Ucraina: dalla Commissione Ue sostegno tecnico per sostenere le persone in fuga

BRUXELLES\ aise\ - La Commissione europea metterà a disposizione competenze tecniche per aiutare nove Stati membri ad accogliere le persone in fuga dalla guerra in Ucraina. Tutti gli Stati membri che hanno presentato una richiesta di sostegno, infatti, lo riceveranno nei prossimi mesi. Si tratta di Belgio, Cechia, Cipro, Francia, Grecia, Italia, Polonia, Romania e Slovacchia.
“L'invasione dell'Ucraina da parte della Russia ha innescato una crisi umanitaria gravissima. È nostro dovere aiutare le persone in fuga dalla guerra che cercano sicurezza nell'UE - ha dichiarato Elisa Ferreira, Commissaria per la Coesione e le riforme -. Questo significa dare loro accesso ad alloggio, istruzione, assistenza sanitaria e occupazione. Con lo strumento di sostegno tecnico, la Commissione europea sostiene gli Stati membri affinché questo avvenga in modo agevole e rapido.”

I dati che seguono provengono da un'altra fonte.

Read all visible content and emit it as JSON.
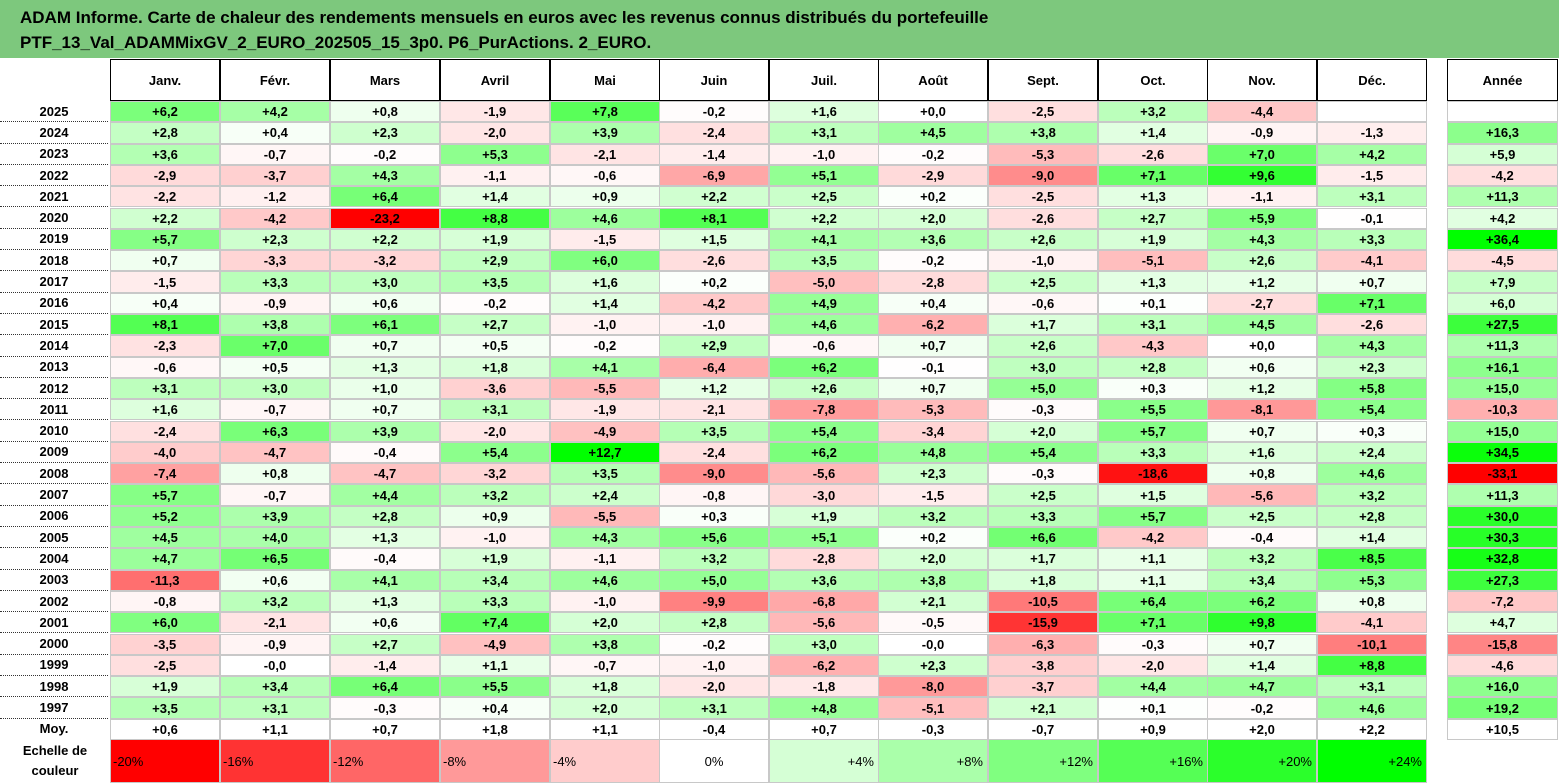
{
  "title": {
    "line1": "ADAM Informe. Carte de chaleur des rendements mensuels en euros avec les revenus connus distribués du portefeuille",
    "line2": "PTF_13_Val_ADAMMixGV_2_EURO_202505_15_3p0. P6_PurActions. 2_EURO."
  },
  "chart_data": {
    "type": "heatmap",
    "columns": [
      "Janv.",
      "Févr.",
      "Mars",
      "Avril",
      "Mai",
      "Juin",
      "Juil.",
      "Août",
      "Sept.",
      "Oct.",
      "Nov.",
      "Déc."
    ],
    "annual_header": "Année",
    "rows": [
      {
        "year": "2025",
        "values": [
          6.2,
          4.2,
          0.8,
          -1.9,
          7.8,
          -0.2,
          1.6,
          0.0,
          -2.5,
          3.2,
          -4.4,
          null
        ],
        "annual": null
      },
      {
        "year": "2024",
        "values": [
          2.8,
          0.4,
          2.3,
          -2.0,
          3.9,
          -2.4,
          3.1,
          4.5,
          3.8,
          1.4,
          -0.9,
          -1.3
        ],
        "annual": 16.3
      },
      {
        "year": "2023",
        "values": [
          3.6,
          -0.7,
          -0.2,
          5.3,
          -2.1,
          -1.4,
          -1.0,
          -0.2,
          -5.3,
          -2.6,
          7.0,
          4.2
        ],
        "annual": 5.9
      },
      {
        "year": "2022",
        "values": [
          -2.9,
          -3.7,
          4.3,
          -1.1,
          -0.6,
          -6.9,
          5.1,
          -2.9,
          -9.0,
          7.1,
          9.6,
          -1.5
        ],
        "annual": -4.2
      },
      {
        "year": "2021",
        "values": [
          -2.2,
          -1.2,
          6.4,
          1.4,
          0.9,
          2.2,
          2.5,
          0.2,
          -2.5,
          1.3,
          -1.1,
          3.1
        ],
        "annual": 11.3
      },
      {
        "year": "2020",
        "values": [
          2.2,
          -4.2,
          -23.2,
          8.8,
          4.6,
          8.1,
          2.2,
          2.0,
          -2.6,
          2.7,
          5.9,
          -0.1
        ],
        "annual": 4.2
      },
      {
        "year": "2019",
        "values": [
          5.7,
          2.3,
          2.2,
          1.9,
          -1.5,
          1.5,
          4.1,
          3.6,
          2.6,
          1.9,
          4.3,
          3.3
        ],
        "annual": 36.4
      },
      {
        "year": "2018",
        "values": [
          0.7,
          -3.3,
          -3.2,
          2.9,
          6.0,
          -2.6,
          3.5,
          -0.2,
          -1.0,
          -5.1,
          2.6,
          -4.1
        ],
        "annual": -4.5
      },
      {
        "year": "2017",
        "values": [
          -1.5,
          3.3,
          3.0,
          3.5,
          1.6,
          0.2,
          -5.0,
          -2.8,
          2.5,
          1.3,
          1.2,
          0.7
        ],
        "annual": 7.9
      },
      {
        "year": "2016",
        "values": [
          0.4,
          -0.9,
          0.6,
          -0.2,
          1.4,
          -4.2,
          4.9,
          0.4,
          -0.6,
          0.1,
          -2.7,
          7.1
        ],
        "annual": 6.0
      },
      {
        "year": "2015",
        "values": [
          8.1,
          3.8,
          6.1,
          2.7,
          -1.0,
          -1.0,
          4.6,
          -6.2,
          1.7,
          3.1,
          4.5,
          -2.6
        ],
        "annual": 27.5
      },
      {
        "year": "2014",
        "values": [
          -2.3,
          7.0,
          0.7,
          0.5,
          -0.2,
          2.9,
          -0.6,
          0.7,
          2.6,
          -4.3,
          0.0,
          4.3
        ],
        "annual": 11.3
      },
      {
        "year": "2013",
        "values": [
          -0.6,
          0.5,
          1.3,
          1.8,
          4.1,
          -6.4,
          6.2,
          -0.1,
          3.0,
          2.8,
          0.6,
          2.3
        ],
        "annual": 16.1
      },
      {
        "year": "2012",
        "values": [
          3.1,
          3.0,
          1.0,
          -3.6,
          -5.5,
          1.2,
          2.6,
          0.7,
          5.0,
          0.3,
          1.2,
          5.8
        ],
        "annual": 15.0
      },
      {
        "year": "2011",
        "values": [
          1.6,
          -0.7,
          0.7,
          3.1,
          -1.9,
          -2.1,
          -7.8,
          -5.3,
          -0.3,
          5.5,
          -8.1,
          5.4
        ],
        "annual": -10.3
      },
      {
        "year": "2010",
        "values": [
          -2.4,
          6.3,
          3.9,
          -2.0,
          -4.9,
          3.5,
          5.4,
          -3.4,
          2.0,
          5.7,
          0.7,
          0.3
        ],
        "annual": 15.0
      },
      {
        "year": "2009",
        "values": [
          -4.0,
          -4.7,
          -0.4,
          5.4,
          12.7,
          -2.4,
          6.2,
          4.8,
          5.4,
          3.3,
          1.6,
          2.4
        ],
        "annual": 34.5
      },
      {
        "year": "2008",
        "values": [
          -7.4,
          0.8,
          -4.7,
          -3.2,
          3.5,
          -9.0,
          -5.6,
          2.3,
          -0.3,
          -18.6,
          0.8,
          4.6
        ],
        "annual": -33.1
      },
      {
        "year": "2007",
        "values": [
          5.7,
          -0.7,
          4.4,
          3.2,
          2.4,
          -0.8,
          -3.0,
          -1.5,
          2.5,
          1.5,
          -5.6,
          3.2
        ],
        "annual": 11.3
      },
      {
        "year": "2006",
        "values": [
          5.2,
          3.9,
          2.8,
          0.9,
          -5.5,
          0.3,
          1.9,
          3.2,
          3.3,
          5.7,
          2.5,
          2.8
        ],
        "annual": 30.0
      },
      {
        "year": "2005",
        "values": [
          4.5,
          4.0,
          1.3,
          -1.0,
          4.3,
          5.6,
          5.1,
          0.2,
          6.6,
          -4.2,
          -0.4,
          1.4
        ],
        "annual": 30.3
      },
      {
        "year": "2004",
        "values": [
          4.7,
          6.5,
          -0.4,
          1.9,
          -1.1,
          3.2,
          -2.8,
          2.0,
          1.7,
          1.1,
          3.2,
          8.5
        ],
        "annual": 32.8
      },
      {
        "year": "2003",
        "values": [
          -11.3,
          0.6,
          4.1,
          3.4,
          4.6,
          5.0,
          3.6,
          3.8,
          1.8,
          1.1,
          3.4,
          5.3
        ],
        "annual": 27.3
      },
      {
        "year": "2002",
        "values": [
          -0.8,
          3.2,
          1.3,
          3.3,
          -1.0,
          -9.9,
          -6.8,
          2.1,
          -10.5,
          6.4,
          6.2,
          0.8
        ],
        "annual": -7.2
      },
      {
        "year": "2001",
        "values": [
          6.0,
          -2.1,
          0.6,
          7.4,
          2.0,
          2.8,
          -5.6,
          -0.5,
          -15.9,
          7.1,
          9.8,
          -4.1
        ],
        "annual": 4.7
      },
      {
        "year": "2000",
        "values": [
          -3.5,
          -0.9,
          2.7,
          -4.9,
          3.8,
          -0.2,
          3.0,
          -0.0,
          -6.3,
          -0.3,
          0.7,
          -10.1
        ],
        "annual": -15.8
      },
      {
        "year": "1999",
        "values": [
          -2.5,
          -0.0,
          -1.4,
          1.1,
          -0.7,
          -1.0,
          -6.2,
          2.3,
          -3.8,
          -2.0,
          1.4,
          8.8
        ],
        "annual": -4.6
      },
      {
        "year": "1998",
        "values": [
          1.9,
          3.4,
          6.4,
          5.5,
          1.8,
          -2.0,
          -1.8,
          -8.0,
          -3.7,
          4.4,
          4.7,
          3.1
        ],
        "annual": 16.0
      },
      {
        "year": "1997",
        "values": [
          3.5,
          3.1,
          -0.3,
          0.4,
          2.0,
          3.1,
          4.8,
          -5.1,
          2.1,
          0.1,
          -0.2,
          4.6
        ],
        "annual": 19.2
      }
    ],
    "average_row": {
      "label": "Moy.",
      "values": [
        0.6,
        1.1,
        0.7,
        1.8,
        1.1,
        -0.4,
        0.7,
        -0.3,
        -0.7,
        0.9,
        2.0,
        2.2
      ],
      "annual": 10.5
    },
    "legend": {
      "label": "Echelle de couleur",
      "steps": [
        {
          "text": "-20%",
          "value": -20
        },
        {
          "text": "-16%",
          "value": -16
        },
        {
          "text": "-12%",
          "value": -12
        },
        {
          "text": "-8%",
          "value": -8
        },
        {
          "text": "-4%",
          "value": -4
        },
        {
          "text": "0%",
          "value": 0
        },
        {
          "text": "+4%",
          "value": 4
        },
        {
          "text": "+8%",
          "value": 8
        },
        {
          "text": "+12%",
          "value": 12
        },
        {
          "text": "+16%",
          "value": 16
        },
        {
          "text": "+20%",
          "value": 20
        },
        {
          "text": "+24%",
          "value": 24
        }
      ]
    },
    "color_scale": {
      "negative": "#ff0000",
      "neutral": "#ffffff",
      "positive": "#00ff00"
    }
  }
}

Le competenze tecniche sono fornite nell'ambito dello strumento di sostegno tecnico (SST) gestito dalla Commissione. Lo strumento aiuterà gli Stati membri ad assorbire i fondi dell'UE a fini di accoglienza e integrazione e li assisterà nell'attuare la direttiva sulla protezione temporanea; nel facilitare il riconoscimento delle qualifiche e dei diplomi dei rifugiati ucraini al fine di facilitarne l'ingresso nel mercato del lavoro dell'UE; nell’adattare i programmi scolastici alle esigenze degli alunni ucraini; e nel migliorare il coordinamento interministeriale.
Il 21 marzo 2022, a seguito dell'invasione dell'Ucraina da parte della Russia, la Commissione ha pubblicato un invito speciale per aiutare gli Stati membri che accolgono i rifugiati ucraini e per sostenere la graduale eliminazione della dipendenza dai combustibili fossili provenienti dalla Russia. Tutte le richieste presentate dagli Stati membri sono state valutate e approvate dalla Commissione.
Nell'ambito dello strumento di sostegno tecnico 2022, la Commissione sta già aiutando Croazia, Danimarca, Finlandia, Grecia, Italia, Paesi Bassi e Portogallo nel quadro dei progetti faro di sostegno “Integrazione dei cittadini di paesi terzi negli Stati membri dell'Unione”. Questi progetti sono volti a migliorare la capacità delle amministrazioni nazionali di fornire servizi di integrazione inclusivi ed efficaci, contribuire a trattenere i talenti e facilitare l'accesso al mercato del lavoro per i cittadini di paesi terzi.
Lo strumento di sostegno tecnico integra le attività delle agenzie dell'UE, in particolare dell'Agenzia dell’Unione europea per l'asilo (EUAA), che opera a Malta, in Italia, in Grecia, in Spagna, a Cipro, in Romania, in Belgio, in Lettonia, in Lituania e presto anche in Cechia e nei Paesi Bassi. (aise)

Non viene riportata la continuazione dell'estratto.